B.              Par acte du 29 octobre 2021, P.________ a recouru auprès de la Cour des assurances sociales du Tribunal cantonal à l'encontre de la décision du 29 septembre précédent, concluant à sa réforme, dans le sens que des mesures professionnelles lui soient octroyées afin de l'encadrer et le soutenir dans un futur apprentissage. Selon lui, de telles mesures lui étaient indispensables pour réussir sa formation et s'insérer dans le monde professionnel. A cet égard, il a exposé avoir retrouvé, sans aide, un apprentissage en qualité de gestionnaire de commerce de détails. Toutefois, celui-ci s'était achevé durant la période d'essai, compte tenu des troubles du recourant, celui-ci étant arrivé à plusieurs reprises en retard, ayant eu des difficultés à reprendre les cours et étant tombé malade durant trois jours. A l'appui de ses arguments, le recourant a notamment produit une note du 28 octobre 2021 d'un conseiller aux apprentis auprès de la Direction générale de l'enseignement postobligatoire (DGEP), R.________. Ce dernier indiquait que la comorbidité des troubles de l'apprentissage dont souffrait le recourant, associée à ses troubles anxieux, rendaient l'apprentissage sur le premier marché de l'emploi extrêmement difficile, tant du point de vue scolaire que pratique ; compte tenu de ses troubles, le recourant nécessitait un accompagnement plus soutenu de l'intimé pour parvenir à remplir les exigences d'une formation CFC. Ce conseilleur proposait dès lors une formation sur le second marché de l'emploi (auprès de l'I.________ [ci-après : l'I.________]), laquelle permettrait au recourant d'être compris, coaché et soutenu quotidiennement.

 

              Dans sa réponse du 7 décembre 2021, l'intimé a conclu au rejet du recours, reprenant les considérants de la décision entreprise et renvoyant à l'expertise du 1er juillet 2021 du Dr F.________ ainsi qu'au rapport d'examen neuropsychologique du 17 juin 2021 de M.________.

 

 

              E n  d r o i t  :

 

1.              a) La LPGA (loi fédérale du 6 octobre 2000 sur la partie générale du droit des assurances sociales ; RS 830.1) est, sauf dérogation expresse, applicable en matière d’assurance-invalidité (art. 1 al. 1 LAI [loi fédérale du 19 juin 1959 sur l’assurance-invalidité ; RS 831.20]).

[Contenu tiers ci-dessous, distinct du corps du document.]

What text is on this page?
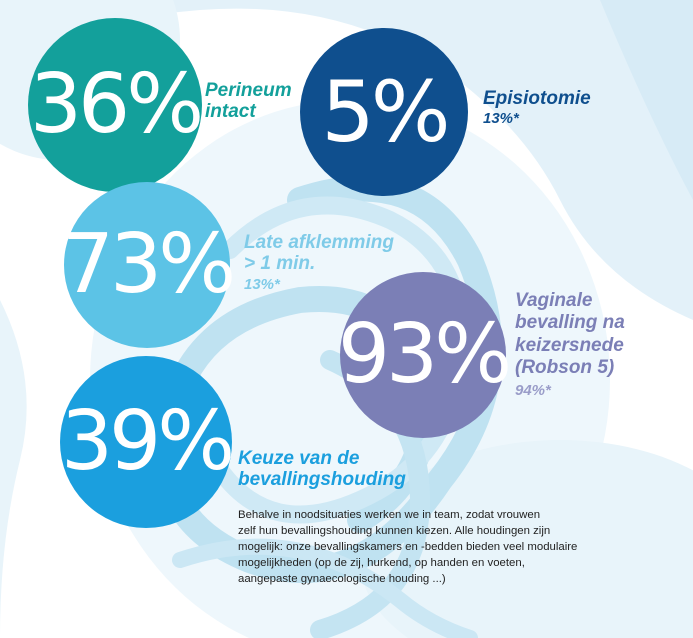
36% Perineum
intact 5% Episiotomie
13%*
73% Late afklemming
> 1 min.
13%*
93%
Vaginale
bevalling na
keizersnede
(Robson 5)
94%*
39% Keuze van de
bevallingshouding
Behalve in noodsituaties werken we in team, zodat vrouwen
zelf hun bevallingshouding kunnen kiezen. Alle houdingen zijn
mogelijk: onze bevallingskamers en -bedden bieden veel modulaire
mogelijkheden (op de zij, hurkend, op handen en voeten,
aangepaste gynaecologische houding ...)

Les décisions des offices AI cantonaux peuvent directement faire l’objet d’un recours devant le tribunal des assurances du siège de l’office concerné (art. 56 al. 1 LPGA et art. 69 al. 1 let. a LAI), dans les trente jours suivant leur notification (art. 60 al. 1 LPGA).

 

              b) En l’occurrence, déposé en temps utile auprès du tribunal compétent (art. 93 let. a LPA-VD [loi cantonale vaudoise du 28 octobre 2008 sur la procédure administrative ; BLV 173.36]) et respectant les autres conditions formelles prévues par la loi (art. 61 let. b LPGA notamment), le recours est recevable.

 

2.              En l'espèce, le litige porte uniquement sur le droit du recourant à des mesures d'ordre professionnel, plus spécifiquement à une formation professionnelle initiale.

 

3.              a) Des modifications législatives et réglementaires sont entrées en vigueur au 1er janvier 2022 dans le cadre du « développement continu de l'AI » (loi fédérale sur l’assurance-invalidité [LAI] [Développement continu de l’AI], modification du 19 juin 2020, RO 2021 705, et règlement sur l’assurance-invalidité [RAI], modification du 3 novembre 2021, RO 2021 706). Conformément aux principes généraux en matière de droit transitoire, l'ancien droit reste en l'espèce applicable, au vu de la date de la décision litigieuse rendue le 29 septembre 2021 (ATF 144 V 210 consid. 4.3.1 ; 138 V 176 consid. 7.1 ; TF 9C_881/2018 du 6 mars 2019 consid. 4.1).

 

              b) L’invalidité se définit comme l’incapacité de gain totale ou partielle qui est présumée permanente ou de longue durée et qui résulte d’une infirmité congénitale, d’une maladie ou d’un accident (art. 4 al. 1 LAI et 8 al. 1 LPGA). Est réputée incapacité de gain toute diminution de l’ensemble ou d’une partie des possibilités de gain de l’assuré sur le marché du travail équilibré qui entre en considération, si cette diminution résulte d’une atteinte à sa santé physique, mentale ou psychique et qu’elle persiste après les traitements et les mesures de réadaptation exigibles (art. 7 LPGA). Quant à l’incapacité de travail, elle est définie par l’art. 6 LPGA comme toute perte, totale ou partielle, de l’aptitude de l’assuré à accomplir dans sa profession ou son domaine d’activité le travail qui peut raisonnablement être exigé de lui, si cette perte résulte d’une atteinte à sa santé physique, mentale ou psychique. En cas d’incapacité de travail de longue durée, l’activité qui peut être exigée de l’assuré peut aussi relever d’une autre profession ou d’un autre domaine d’activité.

 

              c/aa) Selon l’art. 8 al. 1 LAI, les assurés invalides ou menacés d’une invalidité (art. 8 LPGA) ont droit à des mesures de réadaptation pour autant que ces mesures soient nécessaires et de nature à rétablir, maintenir ou améliorer leur capacité de gain ou leur capacité d’accomplir leurs travaux habituels (let. a) et que les conditions d’octroi des différentes mesures soient remplies (let. b). L’art. 8 al. 3 let. b LAI dispose que les mesures de réadaptation comprennent notamment les mesures d’ordre professionnel au sens des art. 15 à 18d LAI (orientation professionnelle, formation professionnelle initiale, reclassement, placement et aide en capital).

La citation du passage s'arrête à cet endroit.